= Gaius Julius Callistus =

Greek freedman of Roman emperors Caligula and Claudius

Gaius Julius Callistus (Greek: Κάλλιστος; flourished 1st century) was a Greek imperial freedman during the reigns of Roman Emperors Caligula and Claudius. Callistus was originally a freedman of Caligula, and was given great authority during his reign, which he used to amass even greater wealth. He often advised Caligula on imperial policy and how to deal with emergent issues such as the abundant conspiracies against the emperor. He used his influence to help his friends, including Domitius Afer, whose treason case was dropped at Callistus' behest.

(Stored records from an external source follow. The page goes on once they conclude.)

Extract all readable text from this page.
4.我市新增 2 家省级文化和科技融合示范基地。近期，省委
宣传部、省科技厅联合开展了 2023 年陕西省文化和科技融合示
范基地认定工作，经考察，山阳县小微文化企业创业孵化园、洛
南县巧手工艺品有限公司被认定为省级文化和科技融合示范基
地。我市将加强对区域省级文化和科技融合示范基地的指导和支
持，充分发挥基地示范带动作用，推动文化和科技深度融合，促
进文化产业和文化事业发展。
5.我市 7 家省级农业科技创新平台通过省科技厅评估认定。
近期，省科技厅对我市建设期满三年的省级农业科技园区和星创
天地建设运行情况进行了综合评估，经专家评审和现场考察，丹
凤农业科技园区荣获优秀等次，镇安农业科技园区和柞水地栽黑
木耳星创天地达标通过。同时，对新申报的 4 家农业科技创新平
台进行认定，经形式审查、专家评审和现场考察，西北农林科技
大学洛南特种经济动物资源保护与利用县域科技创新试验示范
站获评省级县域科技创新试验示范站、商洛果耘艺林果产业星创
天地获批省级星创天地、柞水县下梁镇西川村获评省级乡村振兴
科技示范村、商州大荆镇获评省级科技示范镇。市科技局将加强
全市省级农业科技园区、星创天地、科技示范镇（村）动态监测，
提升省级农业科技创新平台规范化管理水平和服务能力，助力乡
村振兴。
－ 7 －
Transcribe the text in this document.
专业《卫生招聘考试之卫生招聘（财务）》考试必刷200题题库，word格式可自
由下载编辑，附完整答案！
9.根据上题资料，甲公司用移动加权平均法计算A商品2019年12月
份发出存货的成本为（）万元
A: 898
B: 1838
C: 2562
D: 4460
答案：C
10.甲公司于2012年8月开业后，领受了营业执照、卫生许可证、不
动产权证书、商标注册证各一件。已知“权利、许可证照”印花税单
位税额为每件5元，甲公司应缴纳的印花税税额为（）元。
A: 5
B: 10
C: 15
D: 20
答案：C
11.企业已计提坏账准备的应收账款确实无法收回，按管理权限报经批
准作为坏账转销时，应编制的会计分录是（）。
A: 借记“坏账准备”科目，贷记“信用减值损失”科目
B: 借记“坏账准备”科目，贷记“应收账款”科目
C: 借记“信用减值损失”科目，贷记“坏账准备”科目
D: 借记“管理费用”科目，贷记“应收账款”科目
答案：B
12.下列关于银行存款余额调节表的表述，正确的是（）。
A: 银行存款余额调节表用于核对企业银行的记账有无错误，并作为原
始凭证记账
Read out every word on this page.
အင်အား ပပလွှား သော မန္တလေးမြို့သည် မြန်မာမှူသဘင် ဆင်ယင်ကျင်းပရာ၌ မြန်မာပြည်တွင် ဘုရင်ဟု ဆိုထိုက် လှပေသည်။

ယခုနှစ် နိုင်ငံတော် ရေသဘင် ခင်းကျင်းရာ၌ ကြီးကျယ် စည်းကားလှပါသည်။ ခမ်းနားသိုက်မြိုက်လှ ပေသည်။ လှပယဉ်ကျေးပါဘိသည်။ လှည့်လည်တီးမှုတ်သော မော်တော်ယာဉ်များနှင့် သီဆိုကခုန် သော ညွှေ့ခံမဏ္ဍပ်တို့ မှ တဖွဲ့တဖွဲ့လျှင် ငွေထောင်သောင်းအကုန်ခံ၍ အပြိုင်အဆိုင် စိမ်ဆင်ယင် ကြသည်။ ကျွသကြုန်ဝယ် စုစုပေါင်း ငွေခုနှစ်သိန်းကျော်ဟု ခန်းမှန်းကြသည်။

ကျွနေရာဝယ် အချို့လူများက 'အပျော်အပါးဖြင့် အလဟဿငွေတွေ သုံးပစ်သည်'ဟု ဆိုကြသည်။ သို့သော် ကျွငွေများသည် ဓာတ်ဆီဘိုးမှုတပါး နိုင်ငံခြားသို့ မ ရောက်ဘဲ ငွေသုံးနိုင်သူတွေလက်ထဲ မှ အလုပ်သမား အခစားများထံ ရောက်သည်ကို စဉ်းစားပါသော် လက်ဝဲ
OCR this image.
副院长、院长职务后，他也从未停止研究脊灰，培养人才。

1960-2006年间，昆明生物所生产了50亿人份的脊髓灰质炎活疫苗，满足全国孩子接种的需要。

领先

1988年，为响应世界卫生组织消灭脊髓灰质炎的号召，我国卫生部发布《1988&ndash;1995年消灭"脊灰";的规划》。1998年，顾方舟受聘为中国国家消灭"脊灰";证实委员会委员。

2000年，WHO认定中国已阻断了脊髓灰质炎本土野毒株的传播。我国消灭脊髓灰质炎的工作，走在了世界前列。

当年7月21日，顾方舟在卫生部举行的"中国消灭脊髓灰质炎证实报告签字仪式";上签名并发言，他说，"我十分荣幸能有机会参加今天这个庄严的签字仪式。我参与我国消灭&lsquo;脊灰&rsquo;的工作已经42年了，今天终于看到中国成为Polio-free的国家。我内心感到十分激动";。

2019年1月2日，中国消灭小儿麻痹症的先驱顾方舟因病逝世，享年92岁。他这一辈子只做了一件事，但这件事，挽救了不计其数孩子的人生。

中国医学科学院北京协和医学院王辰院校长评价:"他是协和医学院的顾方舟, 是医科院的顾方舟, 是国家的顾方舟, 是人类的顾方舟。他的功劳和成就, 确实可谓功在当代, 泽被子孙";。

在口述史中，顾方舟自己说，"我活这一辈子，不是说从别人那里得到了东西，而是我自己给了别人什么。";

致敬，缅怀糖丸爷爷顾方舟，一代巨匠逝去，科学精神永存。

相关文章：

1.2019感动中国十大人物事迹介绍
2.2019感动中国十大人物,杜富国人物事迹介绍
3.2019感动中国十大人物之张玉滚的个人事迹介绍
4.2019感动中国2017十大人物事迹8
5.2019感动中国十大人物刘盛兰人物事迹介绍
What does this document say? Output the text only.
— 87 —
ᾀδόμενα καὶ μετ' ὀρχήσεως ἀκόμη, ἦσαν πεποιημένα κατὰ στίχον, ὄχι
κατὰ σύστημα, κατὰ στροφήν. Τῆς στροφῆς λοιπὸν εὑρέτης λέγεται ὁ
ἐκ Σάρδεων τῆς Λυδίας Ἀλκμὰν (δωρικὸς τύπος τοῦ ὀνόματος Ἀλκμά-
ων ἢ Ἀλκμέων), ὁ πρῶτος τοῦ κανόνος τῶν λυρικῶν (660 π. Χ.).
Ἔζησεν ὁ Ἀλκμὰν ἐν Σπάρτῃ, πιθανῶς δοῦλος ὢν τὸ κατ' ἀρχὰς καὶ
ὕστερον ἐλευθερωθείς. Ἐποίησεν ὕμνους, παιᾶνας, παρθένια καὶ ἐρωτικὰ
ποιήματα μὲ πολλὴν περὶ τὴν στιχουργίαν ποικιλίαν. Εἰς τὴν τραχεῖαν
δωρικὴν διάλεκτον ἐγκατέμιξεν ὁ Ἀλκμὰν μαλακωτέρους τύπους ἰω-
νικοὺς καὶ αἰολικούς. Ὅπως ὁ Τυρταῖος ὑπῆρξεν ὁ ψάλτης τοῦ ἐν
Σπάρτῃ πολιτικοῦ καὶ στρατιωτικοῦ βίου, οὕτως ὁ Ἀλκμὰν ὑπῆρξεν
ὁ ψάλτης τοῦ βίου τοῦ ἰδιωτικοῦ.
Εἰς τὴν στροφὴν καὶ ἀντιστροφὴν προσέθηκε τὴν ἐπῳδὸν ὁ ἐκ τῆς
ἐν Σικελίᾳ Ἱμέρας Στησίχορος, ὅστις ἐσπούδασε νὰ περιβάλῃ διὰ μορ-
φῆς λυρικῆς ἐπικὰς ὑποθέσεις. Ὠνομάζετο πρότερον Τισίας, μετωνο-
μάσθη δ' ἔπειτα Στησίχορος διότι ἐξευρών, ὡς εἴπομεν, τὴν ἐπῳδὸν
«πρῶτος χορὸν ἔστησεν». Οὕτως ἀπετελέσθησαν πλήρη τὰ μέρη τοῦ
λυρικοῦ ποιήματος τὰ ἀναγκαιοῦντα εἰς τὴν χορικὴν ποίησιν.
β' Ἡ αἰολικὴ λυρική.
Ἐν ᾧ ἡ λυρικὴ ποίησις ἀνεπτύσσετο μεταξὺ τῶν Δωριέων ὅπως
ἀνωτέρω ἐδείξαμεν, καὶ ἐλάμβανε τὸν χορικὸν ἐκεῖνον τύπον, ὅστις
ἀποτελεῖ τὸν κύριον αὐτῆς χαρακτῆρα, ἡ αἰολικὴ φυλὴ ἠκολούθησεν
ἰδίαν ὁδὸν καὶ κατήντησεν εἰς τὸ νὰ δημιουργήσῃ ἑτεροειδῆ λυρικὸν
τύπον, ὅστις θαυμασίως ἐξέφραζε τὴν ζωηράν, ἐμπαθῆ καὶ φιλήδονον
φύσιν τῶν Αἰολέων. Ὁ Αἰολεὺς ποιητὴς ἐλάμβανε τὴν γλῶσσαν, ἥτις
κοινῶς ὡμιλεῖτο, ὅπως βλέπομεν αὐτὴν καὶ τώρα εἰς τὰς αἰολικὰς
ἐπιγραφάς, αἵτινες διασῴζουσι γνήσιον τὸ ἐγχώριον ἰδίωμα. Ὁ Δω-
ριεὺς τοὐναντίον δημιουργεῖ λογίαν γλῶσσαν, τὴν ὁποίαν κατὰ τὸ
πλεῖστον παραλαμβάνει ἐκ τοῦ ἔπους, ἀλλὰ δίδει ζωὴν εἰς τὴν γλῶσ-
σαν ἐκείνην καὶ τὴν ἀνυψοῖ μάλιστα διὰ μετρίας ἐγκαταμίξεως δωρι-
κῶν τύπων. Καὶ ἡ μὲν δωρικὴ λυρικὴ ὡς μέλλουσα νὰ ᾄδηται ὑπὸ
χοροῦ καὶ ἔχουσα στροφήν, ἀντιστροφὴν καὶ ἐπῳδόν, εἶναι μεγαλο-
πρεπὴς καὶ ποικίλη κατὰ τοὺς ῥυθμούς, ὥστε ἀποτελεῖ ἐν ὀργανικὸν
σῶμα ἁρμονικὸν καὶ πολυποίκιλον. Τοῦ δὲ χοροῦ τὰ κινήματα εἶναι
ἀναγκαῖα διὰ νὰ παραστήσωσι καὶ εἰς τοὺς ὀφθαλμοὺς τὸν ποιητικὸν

However, Callistus was not immune from Caligula's wrath, and when a thwarted assassin named Callistus as a fellow conspirator in the failed plot, Caligula was ready to believe him. It was only pleading that saved Callistus' life.

This distrust by Caligula may have caused Callistus to turn on him. He is named by the ancient sources as a prime mover in Caligula's murder (24 January 41) rallying the other freedmen to the cause. When Claudius succeeded Caligula, he pardoned most of the conspirators.

In order to impress the new emperor Claudius, Callistus stated that Caligula had ordered him to murder Claudius several times, but he had always refused. Whether or not this was true, Claudius allowed Callistus to stay in the imperial service. Claudius divided the daily maintenance of the empire among various freedmen and Callistus became Secretary of Justice and Law. His job was to oversee the running of the courts and the conduct of trials. He used the position to amass personal wealth, and carried on much the way he had under Caligula, advising the emperor on policy and the like. Callistus persuaded Claudius to hire his friend Scribonius Largus as a personal physician. After the disgrace and death of Roman Empress Valeria Messalina, Callistus is said to have promoted Caligula's former wife Lollia Paulina as a replacement. He would have been acquainted with her from his days in Caligula's court.

Most of the details of Callistus' personal life and ultimate fate are unknown, although he was dead by the end of Claudius' reign. Claudius died by poison on 13 October 54. Callistus supposedly pushed his daughter Nymphidia to become one of Caligula's mistresses. Callistus' grandchild Nymphidius Sabinus later claimed to be the product of this union, and tried unsuccessfully to gain the principate in the Year of the Four Emperors.